Additional issues were raised over the age-appropriateness of some of the lessons and whether the curriculum properly addressed the risks associated with early sexual behavior.
In response to these concerns, a new committee was formed of parents, teachers and community members who spent the past couple months going over various sex ed curricula to make a recommendation to the school board.
East Grand Health and Wellness coordinator and physical education teacher James Williams organized the effort, regularly updating the school board on the process.
“We’ve done our due diligence on this and we stand behind the recommendations we’ve made,” Williams told the board Tuesday. “We hope the board can see the value in the work that we’ve done and we appreciate the time that you’ve given us.”
The committee recommended both the 3Rs and FLASH curricula for the middle school and high school, and FLASH and OWL curricula for the elementary level.
FLASH is a widely used sexual health education curriculum developed by the health department in Seattle and King County to prevent teen pregnancy, STDs, and sexual violence, and to increase knowledge about the reproductive system and puberty. OWL, short for Our Whole Lives, is a sexuality curriculum for children published by the Unitarian Universalist Association.

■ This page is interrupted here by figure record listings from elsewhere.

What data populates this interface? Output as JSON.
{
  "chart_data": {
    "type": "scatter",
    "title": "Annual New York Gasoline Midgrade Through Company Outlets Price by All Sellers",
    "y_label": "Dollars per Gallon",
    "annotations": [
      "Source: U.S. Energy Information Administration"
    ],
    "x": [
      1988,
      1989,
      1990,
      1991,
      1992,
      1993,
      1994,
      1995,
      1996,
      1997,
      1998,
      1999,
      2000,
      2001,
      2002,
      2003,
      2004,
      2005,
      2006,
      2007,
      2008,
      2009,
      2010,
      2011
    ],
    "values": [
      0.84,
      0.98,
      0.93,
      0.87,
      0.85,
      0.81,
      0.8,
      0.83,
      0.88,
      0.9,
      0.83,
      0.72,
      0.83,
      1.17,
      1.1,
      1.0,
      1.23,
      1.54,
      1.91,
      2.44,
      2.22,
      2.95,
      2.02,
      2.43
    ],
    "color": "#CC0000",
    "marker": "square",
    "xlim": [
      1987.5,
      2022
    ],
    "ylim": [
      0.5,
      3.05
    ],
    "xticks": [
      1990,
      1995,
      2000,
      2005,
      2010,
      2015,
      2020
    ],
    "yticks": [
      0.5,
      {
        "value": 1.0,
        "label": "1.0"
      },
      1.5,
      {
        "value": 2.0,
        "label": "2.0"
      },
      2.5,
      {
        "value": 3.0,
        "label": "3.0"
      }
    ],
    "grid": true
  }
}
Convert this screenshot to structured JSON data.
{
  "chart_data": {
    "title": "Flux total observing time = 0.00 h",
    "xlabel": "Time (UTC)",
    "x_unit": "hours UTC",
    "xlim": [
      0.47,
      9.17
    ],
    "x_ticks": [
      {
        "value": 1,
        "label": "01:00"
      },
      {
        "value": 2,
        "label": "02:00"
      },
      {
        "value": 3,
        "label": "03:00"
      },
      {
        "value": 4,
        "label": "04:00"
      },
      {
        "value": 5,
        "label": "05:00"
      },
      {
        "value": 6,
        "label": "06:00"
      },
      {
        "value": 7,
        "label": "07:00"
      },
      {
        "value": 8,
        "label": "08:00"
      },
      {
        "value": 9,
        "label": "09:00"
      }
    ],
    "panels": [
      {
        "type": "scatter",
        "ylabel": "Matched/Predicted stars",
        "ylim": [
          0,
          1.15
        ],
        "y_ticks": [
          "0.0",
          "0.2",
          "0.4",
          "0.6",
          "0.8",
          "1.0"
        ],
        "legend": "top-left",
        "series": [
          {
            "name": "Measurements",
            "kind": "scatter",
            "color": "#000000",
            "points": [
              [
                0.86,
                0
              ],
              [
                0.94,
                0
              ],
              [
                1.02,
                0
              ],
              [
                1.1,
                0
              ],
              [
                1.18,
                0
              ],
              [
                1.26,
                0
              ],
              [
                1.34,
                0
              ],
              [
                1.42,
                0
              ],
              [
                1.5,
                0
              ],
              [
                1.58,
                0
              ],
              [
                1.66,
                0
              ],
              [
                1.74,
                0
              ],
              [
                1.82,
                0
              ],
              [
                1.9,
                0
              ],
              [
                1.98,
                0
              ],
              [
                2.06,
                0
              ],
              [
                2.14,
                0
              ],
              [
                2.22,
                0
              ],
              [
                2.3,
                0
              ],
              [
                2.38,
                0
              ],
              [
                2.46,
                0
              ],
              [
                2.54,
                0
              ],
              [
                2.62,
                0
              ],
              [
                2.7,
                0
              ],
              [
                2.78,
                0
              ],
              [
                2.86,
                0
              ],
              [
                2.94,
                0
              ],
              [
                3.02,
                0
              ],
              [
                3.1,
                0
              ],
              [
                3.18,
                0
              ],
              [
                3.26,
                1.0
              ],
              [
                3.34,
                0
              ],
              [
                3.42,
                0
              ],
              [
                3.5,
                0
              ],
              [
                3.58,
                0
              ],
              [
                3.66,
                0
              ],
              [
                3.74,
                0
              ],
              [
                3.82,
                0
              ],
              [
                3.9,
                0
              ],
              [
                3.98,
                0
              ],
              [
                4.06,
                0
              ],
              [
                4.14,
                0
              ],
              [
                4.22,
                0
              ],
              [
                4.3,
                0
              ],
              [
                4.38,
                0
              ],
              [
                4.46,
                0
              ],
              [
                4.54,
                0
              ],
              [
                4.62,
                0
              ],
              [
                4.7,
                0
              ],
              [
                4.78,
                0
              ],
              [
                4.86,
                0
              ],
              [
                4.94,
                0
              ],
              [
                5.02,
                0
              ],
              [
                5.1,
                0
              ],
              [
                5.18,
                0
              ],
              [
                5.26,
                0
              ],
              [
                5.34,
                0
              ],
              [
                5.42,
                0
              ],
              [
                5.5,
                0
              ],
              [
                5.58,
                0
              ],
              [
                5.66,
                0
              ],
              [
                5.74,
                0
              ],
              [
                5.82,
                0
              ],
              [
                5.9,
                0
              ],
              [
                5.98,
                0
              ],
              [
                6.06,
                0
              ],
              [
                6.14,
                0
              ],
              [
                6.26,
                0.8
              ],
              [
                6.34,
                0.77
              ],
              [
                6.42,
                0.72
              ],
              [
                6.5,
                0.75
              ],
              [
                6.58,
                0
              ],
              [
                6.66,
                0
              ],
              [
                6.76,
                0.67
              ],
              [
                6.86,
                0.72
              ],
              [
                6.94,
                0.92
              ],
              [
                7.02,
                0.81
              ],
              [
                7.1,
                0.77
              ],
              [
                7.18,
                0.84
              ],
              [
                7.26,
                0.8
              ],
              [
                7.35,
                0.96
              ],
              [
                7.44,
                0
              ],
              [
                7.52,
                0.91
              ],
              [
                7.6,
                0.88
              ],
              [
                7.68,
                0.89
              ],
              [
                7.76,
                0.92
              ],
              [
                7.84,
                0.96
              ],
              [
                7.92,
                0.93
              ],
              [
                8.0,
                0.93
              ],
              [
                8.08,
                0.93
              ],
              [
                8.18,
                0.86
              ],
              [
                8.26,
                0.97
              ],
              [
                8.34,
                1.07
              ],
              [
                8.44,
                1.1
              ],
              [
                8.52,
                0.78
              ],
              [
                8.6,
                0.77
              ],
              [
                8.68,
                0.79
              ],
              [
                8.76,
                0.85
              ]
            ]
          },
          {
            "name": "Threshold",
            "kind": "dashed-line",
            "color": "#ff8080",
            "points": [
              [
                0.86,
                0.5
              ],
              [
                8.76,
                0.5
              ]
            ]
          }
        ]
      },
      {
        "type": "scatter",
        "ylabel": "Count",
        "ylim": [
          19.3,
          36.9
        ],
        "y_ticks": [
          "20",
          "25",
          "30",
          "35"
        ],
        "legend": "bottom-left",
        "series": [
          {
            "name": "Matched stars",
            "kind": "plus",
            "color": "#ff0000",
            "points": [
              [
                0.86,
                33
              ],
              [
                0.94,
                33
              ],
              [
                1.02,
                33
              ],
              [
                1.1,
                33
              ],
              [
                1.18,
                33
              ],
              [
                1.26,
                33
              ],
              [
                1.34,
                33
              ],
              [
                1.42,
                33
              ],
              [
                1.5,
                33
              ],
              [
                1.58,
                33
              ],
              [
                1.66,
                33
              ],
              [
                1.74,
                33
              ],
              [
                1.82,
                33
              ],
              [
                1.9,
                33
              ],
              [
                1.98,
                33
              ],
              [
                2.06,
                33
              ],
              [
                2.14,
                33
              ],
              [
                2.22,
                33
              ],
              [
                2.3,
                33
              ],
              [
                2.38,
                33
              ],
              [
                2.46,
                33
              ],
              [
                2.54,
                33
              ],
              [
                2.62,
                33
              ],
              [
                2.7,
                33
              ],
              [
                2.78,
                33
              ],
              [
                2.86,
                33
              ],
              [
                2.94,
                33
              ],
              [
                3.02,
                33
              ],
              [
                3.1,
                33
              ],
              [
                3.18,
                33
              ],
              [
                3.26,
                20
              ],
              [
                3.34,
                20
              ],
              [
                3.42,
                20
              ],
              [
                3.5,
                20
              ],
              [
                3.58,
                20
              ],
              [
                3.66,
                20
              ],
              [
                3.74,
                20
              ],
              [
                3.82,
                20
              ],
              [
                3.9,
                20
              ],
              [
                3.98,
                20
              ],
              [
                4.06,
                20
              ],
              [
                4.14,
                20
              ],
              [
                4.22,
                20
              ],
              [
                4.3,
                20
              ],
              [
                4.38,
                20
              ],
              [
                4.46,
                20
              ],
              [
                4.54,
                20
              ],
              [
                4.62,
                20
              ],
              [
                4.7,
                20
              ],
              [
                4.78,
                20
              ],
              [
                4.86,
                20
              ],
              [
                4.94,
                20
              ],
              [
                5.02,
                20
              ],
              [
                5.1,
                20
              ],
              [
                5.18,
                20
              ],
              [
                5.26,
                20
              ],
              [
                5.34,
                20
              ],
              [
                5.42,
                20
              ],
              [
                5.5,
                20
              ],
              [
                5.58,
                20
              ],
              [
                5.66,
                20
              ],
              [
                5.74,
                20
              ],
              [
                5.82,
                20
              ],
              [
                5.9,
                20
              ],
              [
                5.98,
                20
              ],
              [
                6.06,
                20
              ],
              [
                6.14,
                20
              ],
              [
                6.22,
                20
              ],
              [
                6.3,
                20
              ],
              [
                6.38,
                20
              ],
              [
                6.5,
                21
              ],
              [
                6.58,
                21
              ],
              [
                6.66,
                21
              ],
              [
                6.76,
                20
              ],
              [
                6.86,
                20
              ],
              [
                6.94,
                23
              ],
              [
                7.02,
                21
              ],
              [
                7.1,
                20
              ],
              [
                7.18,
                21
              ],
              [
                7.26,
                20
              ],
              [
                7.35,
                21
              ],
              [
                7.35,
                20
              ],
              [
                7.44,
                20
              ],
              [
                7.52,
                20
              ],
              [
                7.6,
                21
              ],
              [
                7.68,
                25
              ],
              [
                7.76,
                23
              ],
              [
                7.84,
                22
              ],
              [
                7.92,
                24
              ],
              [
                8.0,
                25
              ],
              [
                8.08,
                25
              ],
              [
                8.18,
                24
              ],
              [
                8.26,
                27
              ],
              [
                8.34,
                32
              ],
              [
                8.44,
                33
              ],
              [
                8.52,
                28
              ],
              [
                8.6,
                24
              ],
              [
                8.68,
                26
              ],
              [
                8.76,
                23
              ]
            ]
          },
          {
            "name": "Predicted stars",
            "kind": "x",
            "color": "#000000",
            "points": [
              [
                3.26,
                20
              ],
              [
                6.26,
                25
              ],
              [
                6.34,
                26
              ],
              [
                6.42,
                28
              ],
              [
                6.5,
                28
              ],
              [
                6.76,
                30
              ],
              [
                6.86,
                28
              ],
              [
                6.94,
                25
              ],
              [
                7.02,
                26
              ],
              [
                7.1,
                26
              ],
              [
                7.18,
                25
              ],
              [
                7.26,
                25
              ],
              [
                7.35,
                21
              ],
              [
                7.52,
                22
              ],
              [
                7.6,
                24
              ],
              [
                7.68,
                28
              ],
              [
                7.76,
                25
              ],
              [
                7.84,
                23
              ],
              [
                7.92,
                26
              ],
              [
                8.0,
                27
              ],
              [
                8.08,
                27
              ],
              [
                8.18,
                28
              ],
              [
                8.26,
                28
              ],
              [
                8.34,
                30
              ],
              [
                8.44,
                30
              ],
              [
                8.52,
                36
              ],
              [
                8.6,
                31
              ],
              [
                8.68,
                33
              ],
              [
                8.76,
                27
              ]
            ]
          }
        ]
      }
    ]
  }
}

While Flash is recommended for all levels, Williams explained that the curriculum by itself left a number of holes that the supplemental recommendations need to fill.
“3Rs obviously has a lot of content,” Williams said. “There’s a lot of content we don’t see fit for our kids. They also have some really nice supplementary stuff specifically around healthy relationships and interpersonal communication skills that Flash doesn’t necessarily have.”
Parents will still be notified of sexual education plans and can opt their children out of any or all lessons.
“All of this empowers parents that have concerns to take action if they are feeling that they don’t want their kids exposed to topic X,” board member Chris Raines said. “… There’s nothing being crammed down anybody’s throat here.”
Board President Ed Raegner, whose daughter was included in the pilot sex ed program for the ninth grade class, added that the process has gone well according to the students he’s talked to, with no one being spotlighted for opting out of specific lessons.
“I think those concerns, in the first round execution, you guys did a really good job of that,” Raegner said.
The board voted to adopt the committee’s recommendations with member Trevor Corbin dissenting.